The Kaliningrad region is small by Russian standards – with a population of around one million, about half of whom live in the city of Kaliningrad – it is a fraction the size of the Moscow or Leningrad Regions. The fact that it produced the largest demonstration for the best part of a decade is above all “indicative of the level of discontent with the activities of the authorities,” said Doroshok.

Kaliningrad, of course, is not quite Russia. Sandwiched as it is between Poland and Lithuania, regional political parties receive “about half the attention from the federal authorities” as their counterparts do in the rest of the country, reckons Doroshok. And like Vladivostok, which has also seen anti-government demonstrations in the past couple of years, its proximity to other countries allows its citizens to see that another life is possible. “We can see that groceries are half the price and wages are twice as high over the border,” he added.

But those factors were helped along by an unusual level of unity displayed by the usually fractious opposition groups. According to Doroshok, the cooperation was born of a common understanding that United Russia is exploiting their divisions. The parties agreed to put their political differences aside to back a non-political movement called Spravedlivost (“Justice”) that took on the organization of the meeting. In this sense, focusing on near-universal concerns about taxes, rather than ideology, paid off. Banners with slogans like “United Russia – United against Russians!” left little doubt as to who the demonstrators blamed for their troubles.

But despite openly anti-government sentiment, including placards calling on President Dmitry Medvedev to fire Prime Minister Vladimir Putin, the crowd’s real ire was reserved for its governor.

Its not just ordinary citizens who have an axe to grind. “He came from Moscow, and was pretty aggressive with regard to regional political and business elites,” said Nikolai Petrov, an expert on regional affairs at the Carnegie Moscow Center. The size and timing of the protest – not long before Boos’ first term as governor ends in September 2010 – may indicate that the organizers had powerful backers, suggested Petrov. “A massive demonstration of this scale would only be possible if some members of the regional political elite are participating in or at least backing it,” he said.

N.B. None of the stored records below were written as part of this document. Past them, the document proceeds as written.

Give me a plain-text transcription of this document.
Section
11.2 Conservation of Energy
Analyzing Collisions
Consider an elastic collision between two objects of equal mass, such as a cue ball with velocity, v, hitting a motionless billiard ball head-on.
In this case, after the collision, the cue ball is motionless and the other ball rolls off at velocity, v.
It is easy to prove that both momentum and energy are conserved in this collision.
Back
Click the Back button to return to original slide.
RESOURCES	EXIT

Petrov did not elaborate on what form such “inspiration” from members of the political elite might have taken, but it is a charge Doroshok denies. “There might be political clans in United Russia, but we had no contact with them. We just raised economic questions, and people came to protest. It was entirely about social and economic policies,” he said.

Either way, the obvious antipathy toward Boos on behalf of a large portion of the Kaliningrad public and his failure to prevent the largest anti-government demonstration has raised questions about his political future. The president’s envoy to the North Western Federal District flew to the region on Sunday, swiftly followed by a high-ranking delegation from United Russia. An apparent attempt by Boos to assuage the protestors by suggesting to put an “against all” option on electoral ballots, released in a statement on Monday, was quickly stamped on by the party leadership. Boos’ office retracted it and the Untied Russia denied such a suggestion had even been made (“it’s expensive and leads nowhere,” wrote Boos in a retraction posted on the United Russia Web site).

All that may make him political toast. But his future is in the hands of President Dmitry Medvedev, rather than the voters of Kaliningrad (the abolition of gubernatorial elections in 2004 was another of the grievances voiced on Saturday), and Boos has so far been a rising star in the United Russia fold. “He’s strongly supported by United Russia, and there were rumors that there might be a job for him in Moscow if Mayor Yuri Luzhkov is replaced,” said Petrov. “The question is whether and how he can reach an agreement with the protestors and avoid a repetition, and above all, avoid creating a precedent for taking to the streets against unpopular governors.”